Phillis Wheatley (1753 –1784)

“Some view the sable race with scornful eye–
Their color is a diabolic dye
But know, ye Christians, Negroes black as Cain
May be refined, and join the angelic train.”

Hariett Jacobs (1813 –1897) “When they told me my new-born babe was a girl, my heart was heavier than it had ever been before. Slavery is terrible for men; but it is far more terrible for women. Super added to the burden common to all, they have wrongs, and sufferings, and mortifications peculiarly their own.”

Emily Dickinson (1830–1886) “This is my letter to the world that never wrote to me –…”

Majorie Kinnan Rawlings (1896–1953) “I do not understand how anyone can live without some small place of enchantment to turn to.”

Anne Frank (1929–1945) “Who would ever think that so much went on in the soul of a young girl?”

Virginia Woolf (1882–1941) “A woman must have money and a room of her own if she is to write fiction.”

Sylvia Plath (1932 –1963) “There must be quite a few things that a hot bath won’t cure, but I don’t know many of them.”

Lorraine Hansberry (1930 –1965) “The thing that makes you exceptional, if you are at all, is inevitably that which must also make you lonely.”

Harper Lee (1926 — ) “Well, they’re Southern people, and if they know you are working at home, they think nothing of walking right in for coffee. But they wouldn’t dream of interrupting you at golf.”

Betty Friedan (1921 –2006) The Feminine Mystique: “The problem that has no name”: the widespread unhappiness of women in the 1950s and early 1960s.”

Gwendolyn Brooks (1917–2000) “Very early in life I became fascinated with the wonders language can achieve. And I began playing with words.”

Erma Bombeck (1927–1996) “When I stand before God at the end of my life, I would hope that I would not have a single bit of talent left, and could say, ‘I used everything you gave me.”

Zora Neale Hurston (1891–1960) “Sometimes I feel discriminated against, but it does not make me angry. It merely astonishes me. How can anyone deny themselves the pleasure of my company? It’s beyond me.”

Dorothy West (1907–1998) “When I was seven, I said to my mother: May I close my door?
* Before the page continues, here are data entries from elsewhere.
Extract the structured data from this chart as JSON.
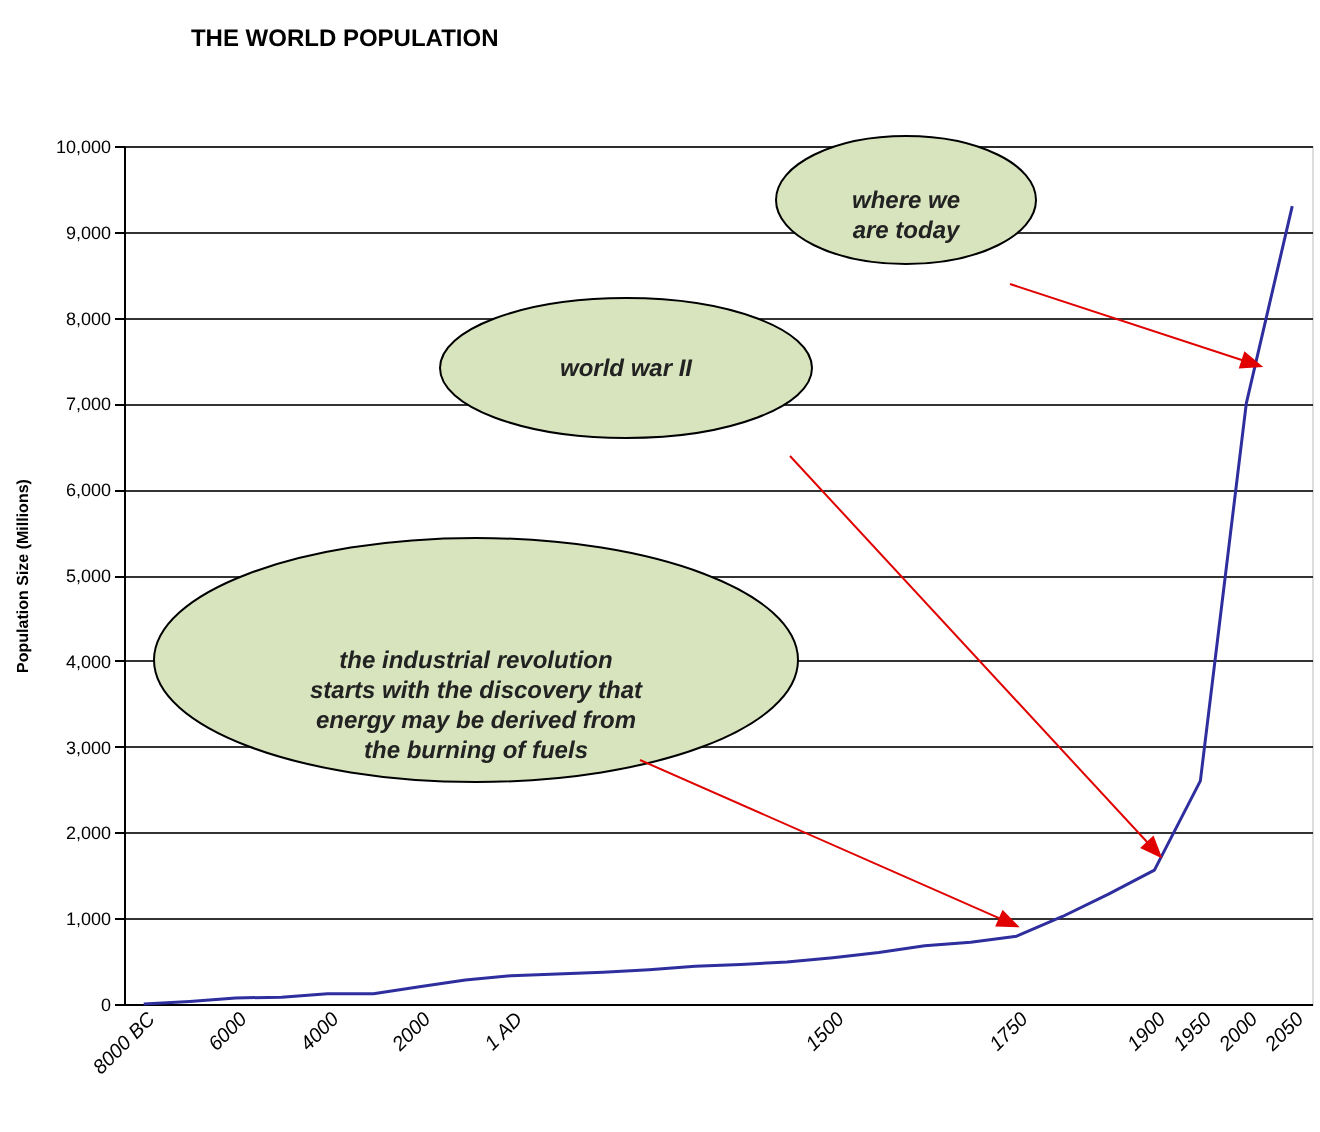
{
  "chart_data": {
    "type": "line",
    "title": "THE   WORLD  POPULATION",
    "ylabel": "Population Size (Millions)",
    "categories": [
      "8000 BC",
      null,
      "6000",
      null,
      "4000",
      null,
      "2000",
      null,
      "1 AD",
      null,
      null,
      null,
      null,
      null,
      null,
      "1500",
      null,
      null,
      null,
      "1750",
      null,
      null,
      "1900",
      "1950",
      "2000",
      "2050"
    ],
    "series": [
      {
        "color": "#2e2e9e",
        "values": [
          0,
          30,
          70,
          80,
          120,
          120,
          200,
          280,
          330,
          350,
          370,
          400,
          440,
          460,
          490,
          540,
          600,
          680,
          720,
          790,
          1020,
          1280,
          1560,
          2600,
          7000,
          9300
        ]
      }
    ],
    "ylim": [
      0,
      10000
    ],
    "yticks": [
      0,
      {
        "value": 1000,
        "label": "1,000"
      },
      {
        "value": 2000,
        "label": "2,000"
      },
      {
        "value": 3000,
        "label": "3,000"
      },
      {
        "value": 4000,
        "label": "4,000"
      },
      {
        "value": 5000,
        "label": "5,000"
      },
      {
        "value": 6000,
        "label": "6,000"
      },
      {
        "value": 7000,
        "label": "7,000"
      },
      {
        "value": 8000,
        "label": "8,000"
      },
      {
        "value": 9000,
        "label": "9,000"
      },
      {
        "value": 10000,
        "label": "10,000"
      }
    ],
    "grid": "y",
    "marker": "none",
    "line_style": "solid",
    "annotations": [
      "where we\nare today",
      "world war II",
      {
        "text": "the industrial  revolution\nstarts  with the discovery that\nenergy may be derived  from\nthe  burning  of  fuels",
        "x": "1750",
        "y": 910
      }
    ]
  }
}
And she said: “Yes, but why do you want to close your door?” And I said ‘Because I want to think.’ And when I was eleven, I said to my mother: ‘May I lock my door?’ And she said: “Yes, but why do you want to lock your door?” And I said: ‘Because I want to write.’”

Toni Morrison (1931 — ) “If there’s a book that you want to read, but it hasn’t been written yet, then you must write it.”

Lucille Clifton (1936–2010) “People wish to be poets more than they wish to write poetry, and that’s a mistake. One should wish to celebrate more than one wishes to be celebrated.”

Toi Derricotte (1941 — ) “…You just keep doing it, because you’re driven to it. For me, with my first book, I was able to express anger. ..”

Rita Mae Brown (1944 — ) “Lead me not into temptation; I can find the way by myself.”

Adrienne Rich (1929–2012) “I did not choose this subject; it had long ago chosen me…”

Gloria Steinem (1934 — ) “Writing is the only thing that, when I do it, I don’t feel I should be doing something else.”

Tillie Olsen (1912–2007) “I know that I haven’t powers enough to divide myself into one who earns and one who creates.”

Molly Ivins (1944–2007) “I don’t so much mind that newspapers are dying it’s watching them commit suicide that pisses me off.”

MFK Fisher (1908 –1992) “People ask me: “Why do you write about food, and eating, and drinking? Why don’t you write about the struggle for power and security, and about love, the way the others do?” … The easiest answer is to say that, like most other humans, I’m hungry.”

Sara Lawrence Lightfoot (1944 — ) “…the integration of motherhood and the world of work is a source of ambivalence, struggle, and conflict for the great majority of women.”

Dorothy Parker (1893 –1967) “I hate writing, I love having written.” “The first thing I do in the morning is brush my teeth and sharpen my tongue.”

Gabriela Mistral (1889–1957) “What the soul does for the body the artist does for the people.”

Angela Davis (1944 — ) “What can we learn from women like Gertrude “Ma” Rainey, Bessie Smith, and Billie Holiday that we may not be able to learn from Ida B. Wells, Anna Julia Cooper, and Mary Church Terrell?”